Group Termination Severance Quiz

Calculating Group Termination Severance Payments

SITUATION

ABC, an automotive parts manufacturer shuts down its Ontario plant and lays off all 47 employees. Under Ontario’s ESA laws, employers must pay severance when they terminate 50 or more workers within a 6-month period or their monthly payroll is at least $2.5 million. The payroll of the closed plant is less than $2.5 million, but when you take into account ABC’s facilities in the US, its total payroll is $8.5 million.

QUESTION

Do ABC’s US employees count toward its payroll calculations in determining if severance is due to the Ontario employees?

  1. Yes. The employer’s payroll is the combined amount that the company must pay to all of its employees, regardless of where they are located.
  2. No, but if the U.S. employees were located in Canada, their payroll would count toward severance calculations.
  3. No. Only Ontario employees’ payroll is covered by the Ontario group termination laws.

ANSWER

3. Only Ontario payroll is relevant when it comes to determining whether severance pay is required in a group termination.

EXPLANATION

This hypothetical is based on an actual case from Ontario. The employer refused to pay severance after it terminated all of an Ontario’s employees on the grounds that the facility’s payroll was less than $2.5 million. The union grieved, arguing that the employer’s total payroll for all operations, which was well over $2.5 million, should be taken into account when determining whether severance payments were required under the ESA. But the arbitrator disagreed. “While an employer may have operations and payrolls outside of the province, it is only the Ontario based employment” that is relevant, she said [Genesta Inc. v. Unite Here Ontario Council].
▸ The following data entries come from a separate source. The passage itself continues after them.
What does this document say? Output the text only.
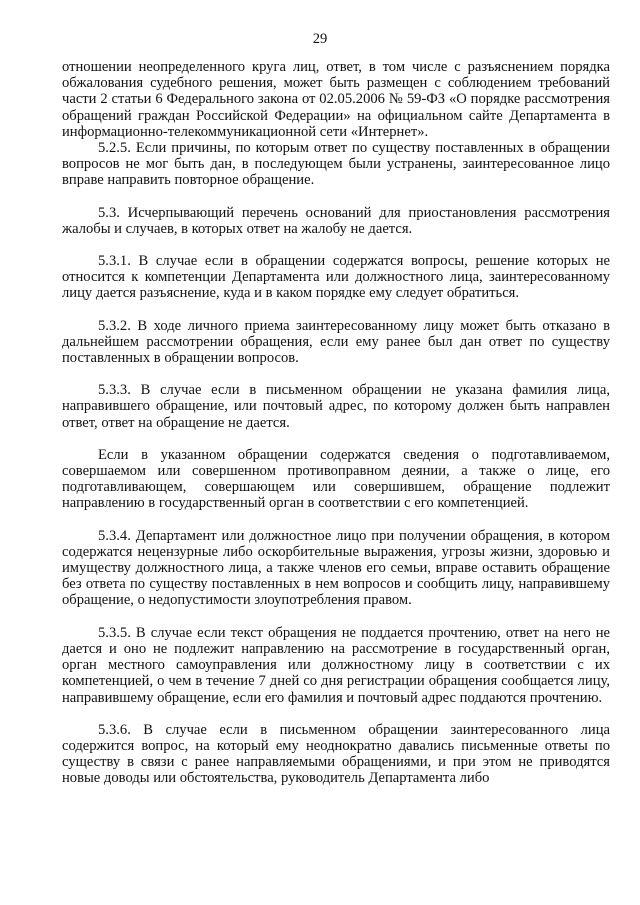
29

отношении неопределенного круга лиц, ответ, в том числе с разъяснением порядка обжалования судебного решения, может быть размещен с соблюдением требований части 2 статьи 6 Федерального закона от 02.05.2006 № 59-ФЗ «О порядке рассмотрения обращений граждан Российской Федерации» на официальном сайте Департамента в информационно-телекоммуникационной сети «Интернет».

5.2.5. Если причины, по которым ответ по существу поставленных в обращении вопросов не мог быть дан, в последующем были устранены, заинтересованное лицо вправе направить повторное обращение.

5.3. Исчерпывающий перечень оснований для приостановления рассмотрения жалобы и случаев, в которых ответ на жалобу не дается.

5.3.1. В случае если в обращении содержатся вопросы, решение которых не относится к компетенции Департамента или должностного лица, заинтересованному лицу дается разъяснение, куда и в каком порядке ему следует обратиться.

5.3.2. В ходе личного приема заинтересованному лицу может быть отказано в дальнейшем рассмотрении обращения, если ему ранее был дан ответ по существу поставленных в обращении вопросов.

5.3.3. В случае если в письменном обращении не указана фамилия лица, направившего обращение, или почтовый адрес, по которому должен быть направлен ответ, ответ на обращение не дается.

Если в указанном обращении содержатся сведения о подготавливаемом, совершаемом или совершенном противоправном деянии, а также о лице, его подготавливающем, совершающем или совершившем, обращение подлежит направлению в государственный орган в соответствии с его компетенцией.

5.3.4. Департамент или должностное лицо при получении обращения, в котором содержатся нецензурные либо оскорбительные выражения, угрозы жизни, здоровью и имуществу должностного лица, а также членов его семьи, вправе оставить обращение без ответа по существу поставленных в нем вопросов и сообщить лицу, направившему обращение, о недопустимости злоупотребления правом.

5.3.5. В случае если текст обращения не поддается прочтению, ответ на него не дается и оно не подлежит направлению на рассмотрение в государственный орган, орган местного самоуправления или должностному лицу в соответствии с их компетенцией, о чем в течение 7 дней со дня регистрации обращения сообщается лицу, направившему обращение, если его фамилия и почтовый адрес поддаются прочтению.

5.3.6. В случае если в письменном обращении заинтересованного лица содержится вопрос, на который ему неоднократно давались письменные ответы по существу в связи с ранее направляемыми обращениями, и при этом не приводятся новые доводы или обстоятельства, руководитель Департамента либо
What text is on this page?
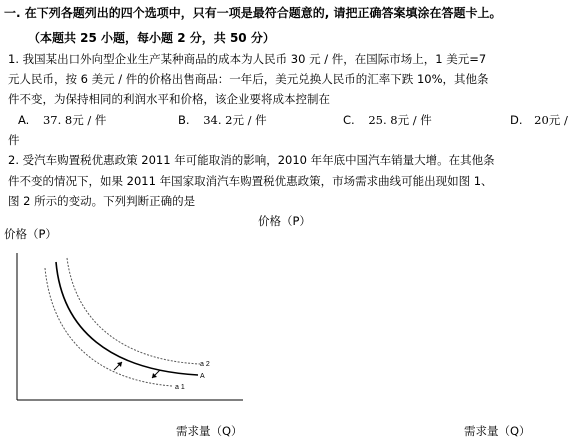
一. 在下列各题列出的四个选项中，只有一项是最符合题意的, 请把正确答案填涂在答题卡上。
（本题共 25 小题，每小题 2 分，共 50 分）
1. 我国某出口外向型企业生产某种商品的成本为人民币 30 元 / 件，在国际市场上，1 美元=7
元人民币，按 6 美元 / 件的价格出售商品：一年后，美元兑换人民币的汇率下跌 10%，其他条
件不变，为保持相同的利润水平和价格，该企业要将成本控制在
A. 37. 8元 / 件	B. 34. 2元 / 件	C. 25. 8元 / 件	D. 20元 /
件
2. 受汽车购置税优惠政策 2011 年可能取消的影响，2010 年年底中国汽车销量大增。在其他条
件不变的情况下，如果 2011 年国家取消汽车购置税优惠政策，市场需求曲线可能出现如图 1、
图 2 所示的变动。下列判断正确的是
价格（P）
价格（P）
需求量（Q）	需求量（Q）
a 2
A
a 1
WHY WRONG ANSWERS ARE WRONG

1 is wrong because the Ontario legislature, responsible for drafting the employment standards laws in the first place, has no authority to legislate payroll in other provinces or other countries. Its only authority is over businesses operating in Ontario, so only the payroll from the Ontario facility was relevant in this case.

2 is wrong because it doesn’t matter where the other employees work. If they don’t work in Ontario, their payroll can’t be taken into account when determining an employer’s monthly payroll payments for severance pay purposes under Ontario’s employment standards laws.